Inilah temanku ini. Tidak pelit untuk hal-hal berbau rejeki. Kalau dia dapat bonus atau rejeki lebih dia selalu saja traktiran. Walaupun hanya sekotak martabak manis, sebungkus gorengan, atau makanan lainnya. Dia tidak pernah lupa dengan teman yang lain. Mungkin karena itu dia banyak teman. Hampir setiap weekend selalu saja ada temannya entah dari mana-mana datang. Atau malam-malam di hari kerja juga biasanya ada yang datang.

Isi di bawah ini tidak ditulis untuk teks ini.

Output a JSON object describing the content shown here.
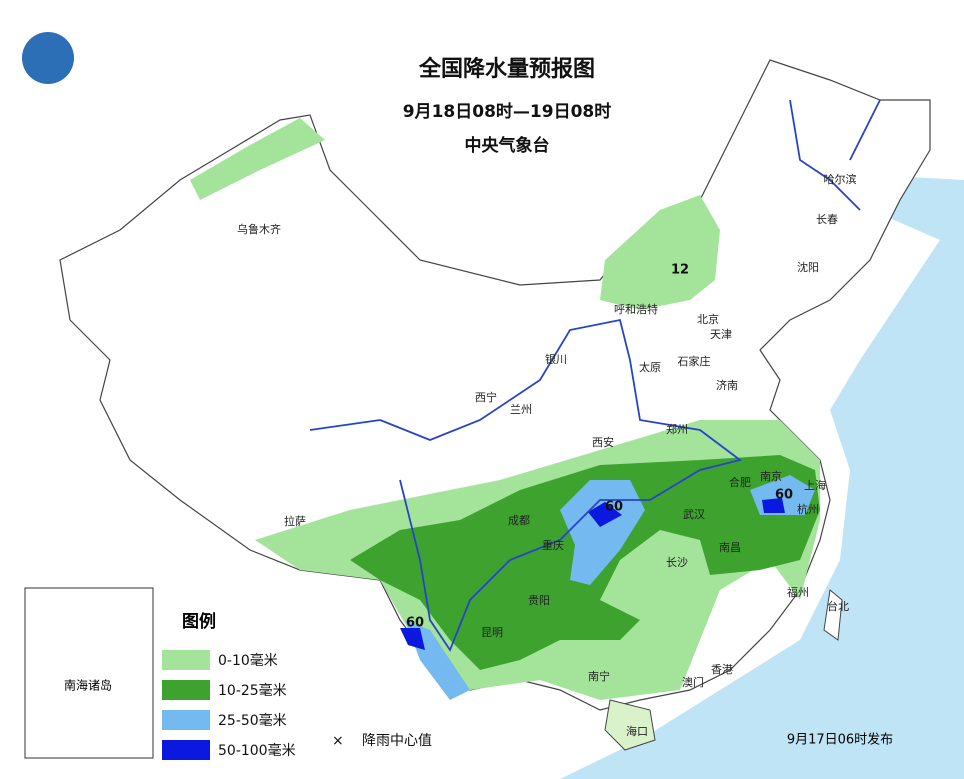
{
  "header": {
    "title": "全国降水量预报图",
    "period": "9月18日08时—19日08时",
    "issuer": "中央气象台"
  },
  "cities": [
    "乌鲁木齐",
    "哈尔滨",
    "长春",
    "沈阳",
    "呼和浩特",
    "北京",
    "天津",
    "石家庄",
    "太原",
    "济南",
    "银川",
    "西宁",
    "兰州",
    "郑州",
    "西安",
    "合肥",
    "南京",
    "上海",
    "杭州",
    "武汉",
    "成都",
    "重庆",
    "拉萨",
    "长沙",
    "南昌",
    "贵阳",
    "福州",
    "台北",
    "昆明",
    "南宁",
    "香港",
    "澳门",
    "海口"
  ],
  "rain_centers": [
    12,
    60,
    60,
    60
  ],
  "legend": {
    "title": "图例",
    "items": [
      "0-10毫米",
      "10-25毫米",
      "25-50毫米",
      "50-100毫米"
    ],
    "center_symbol": "×",
    "center_label": "降雨中心值"
  },
  "inset_label": "南海诸岛",
  "footer": "9月17日06时发布"
}
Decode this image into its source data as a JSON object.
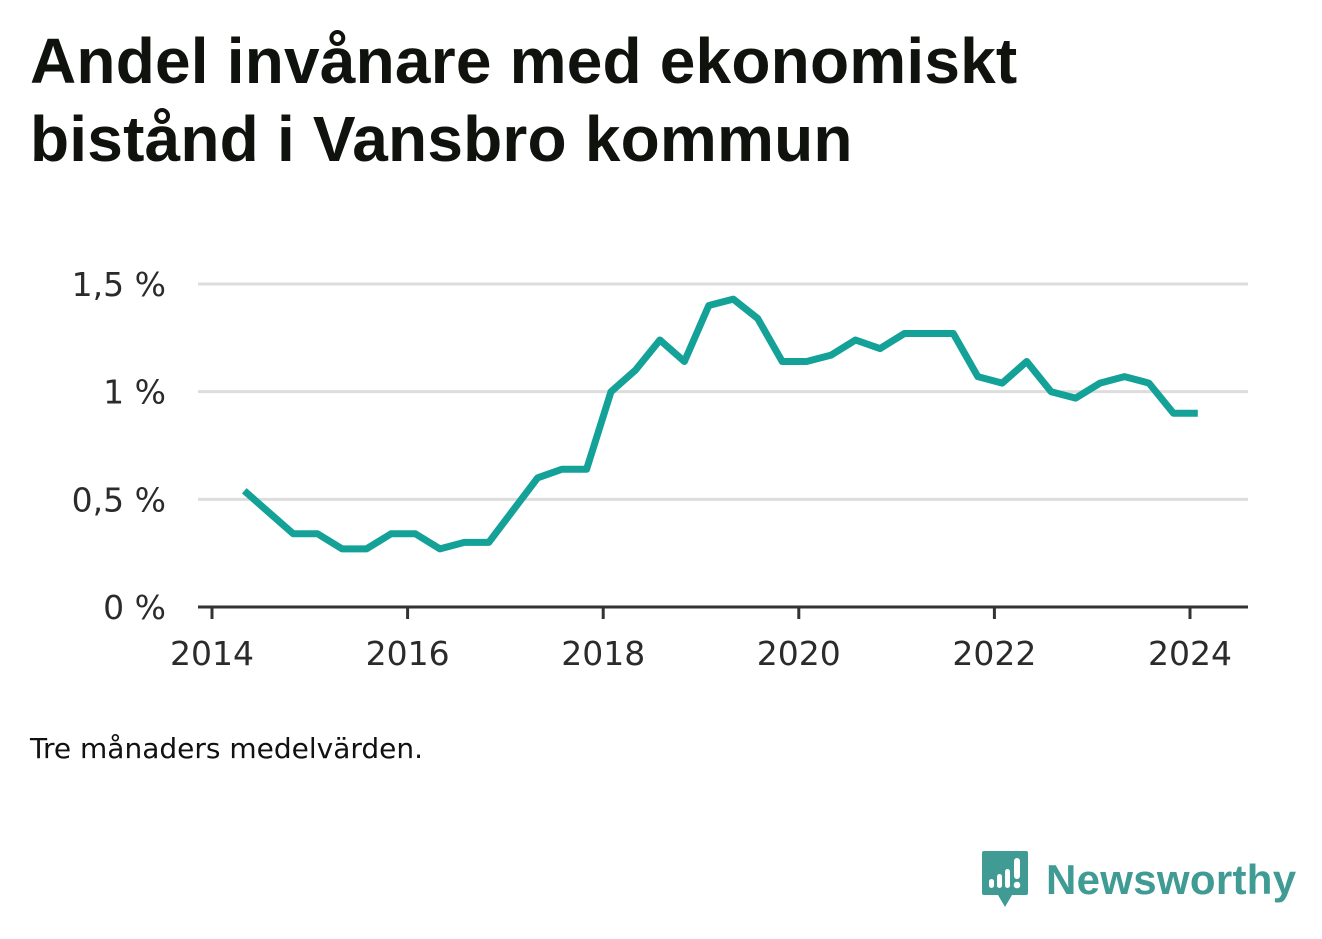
{
  "title": "Andel invånare med ekonomiskt bistånd i Vansbro kommun",
  "caption": "Tre månaders medelvärden.",
  "brand": {
    "name": "Newsworthy",
    "icon": "newsworthy-logo-icon"
  },
  "colors": {
    "line": "#14a197",
    "grid": "#dddddd",
    "axis": "#333333",
    "brand": "#3f9b93"
  },
  "chart_data": {
    "type": "line",
    "title": "Andel invånare med ekonomiskt bistånd i Vansbro kommun",
    "xlabel": "",
    "ylabel": "",
    "xlim": [
      2014,
      2024.6
    ],
    "ylim": [
      0,
      1.5
    ],
    "grid": true,
    "x_ticks": [
      2014,
      2016,
      2018,
      2020,
      2022,
      2024
    ],
    "x_tick_labels": [
      "2014",
      "2016",
      "2018",
      "2020",
      "2022",
      "2024"
    ],
    "y_ticks": [
      0,
      0.5,
      1,
      1.5
    ],
    "y_tick_labels": [
      "0 %",
      "0,5 %",
      "1 %",
      "1,5 %"
    ],
    "series": [
      {
        "x": [
          2014.33,
          2014.58,
          2014.83,
          2015.08,
          2015.33,
          2015.58,
          2015.83,
          2016.08,
          2016.33,
          2016.58,
          2016.83,
          2017.08,
          2017.33,
          2017.58,
          2017.83,
          2018.08,
          2018.33,
          2018.58,
          2018.83,
          2019.08,
          2019.33,
          2019.58,
          2019.83,
          2020.08,
          2020.33,
          2020.58,
          2020.83,
          2021.08,
          2021.33,
          2021.58,
          2021.83,
          2022.08,
          2022.33,
          2022.58,
          2022.83,
          2023.08,
          2023.33,
          2023.58,
          2023.83,
          2024.08
        ],
        "values": [
          0.54,
          0.44,
          0.34,
          0.34,
          0.27,
          0.27,
          0.34,
          0.34,
          0.27,
          0.3,
          0.3,
          0.45,
          0.6,
          0.64,
          0.64,
          1.0,
          1.1,
          1.24,
          1.14,
          1.4,
          1.43,
          1.34,
          1.14,
          1.14,
          1.17,
          1.24,
          1.2,
          1.27,
          1.27,
          1.27,
          1.07,
          1.04,
          1.14,
          1.0,
          0.97,
          1.04,
          1.07,
          1.04,
          0.9,
          0.9
        ]
      }
    ]
  }
}
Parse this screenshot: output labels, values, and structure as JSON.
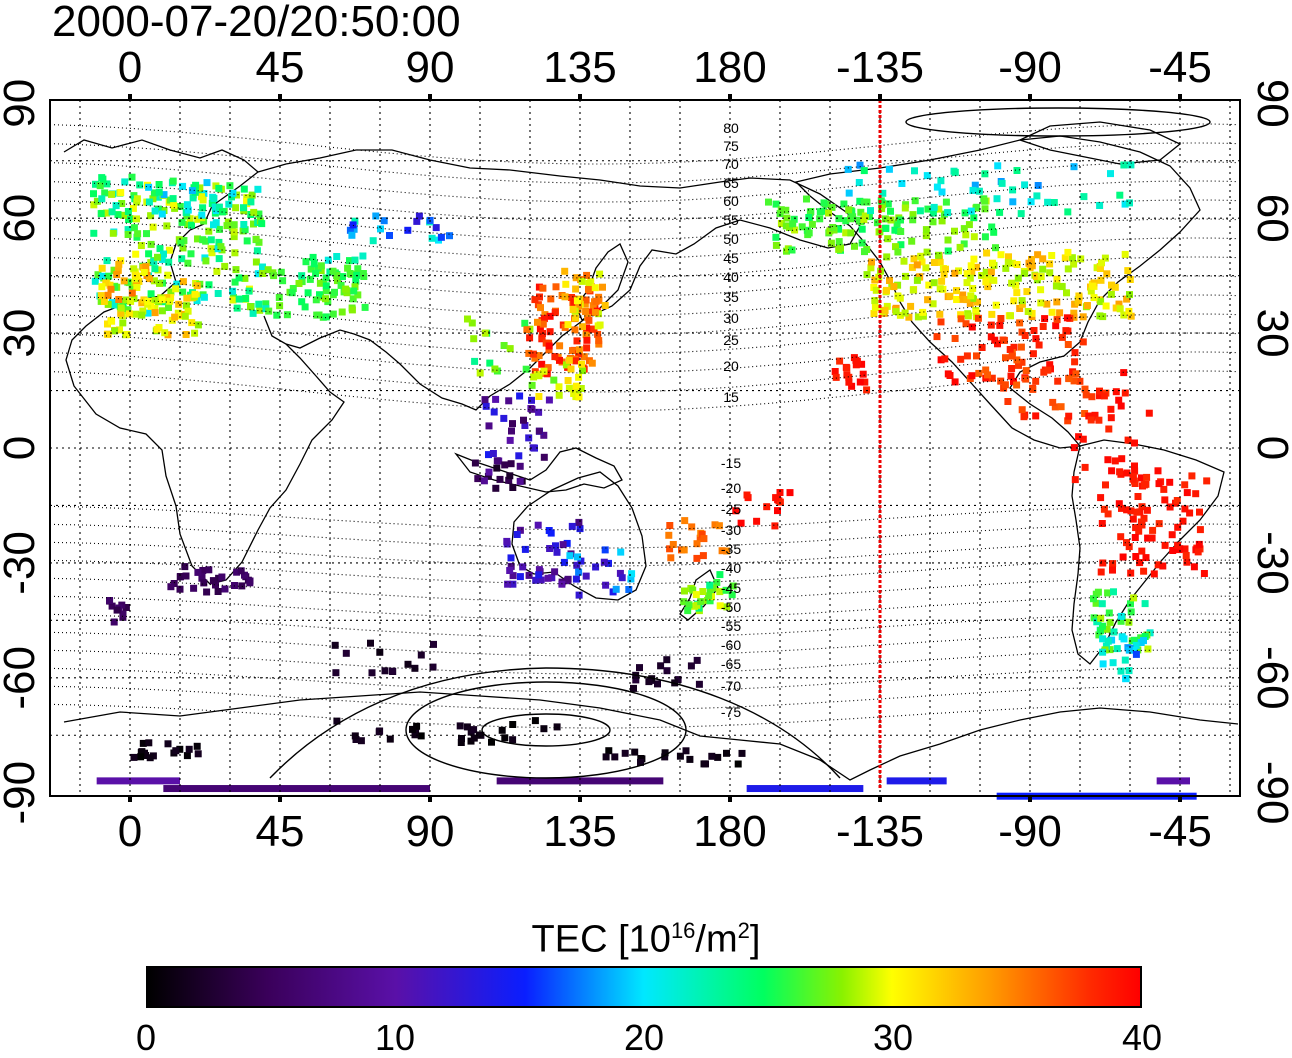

Saat dulu ku tanya, dia hanya bilang, “Rejeki kita dari Tuhan, bro. Kenapa pelit-pelit? Kalau nanti Tuhan pelit ke kita, runyam urusannya. Lagian, boleh jadi sekarang aku yang bagi-bagi rejeki. Siapa tau besok lusa, kalian-kalian yang bantu-bantu aku. Guruku juga pernah pesan, boleh jadi pada rejeki kita sekarang itu ada rejekinya orang lain.”
Mengikuti petunjuk dari temanku ini, aku pun mengambil posisi siap tancap mengambil nasi dan teman-temanya. Yang paling berkesan pada pertemuan pertama itu adalah ikan mas goreng dan sambal koreknya. Luar biasa. Pas rasa ikannya dan pas juga pedasnya. Kalau saja aku tidak ingat uang di dompet, mungkin sudah aku makan 2-3 ekor ikan lagi.
Ketika membayar aku sengaja mendekati temanku ini karena ingin tahu harga di sini berapa.
“Berapa, Bu?”
“Masakannya enak, Dek?”
Aku kaget karena justru ibu yang balik bertanya. Mungkin ini salah satu bentuk sharing opini antara pemasak dan konsumen.
“Enak, Bu. Saya ketagihan dengan ikan mas dan sambelnya. Kalo kata orang, maknyos!”, aku yang menjawab dengan sigap.
“Syukur alhamdulillah kalau pada suka. Ibu seneng kalau pada lahap makannya. Adek-adek ini kuliah apa kerja?”
“Kalau saya kerja, Bu. Kalau teman saya ini masih kuliah, Bu.”, si bro yang nyahut.
“Semoga jadi makanannya manfaat buat nambah energi kerja dan kuliahnya ya dek. Oya, semuanya 25 ribu.”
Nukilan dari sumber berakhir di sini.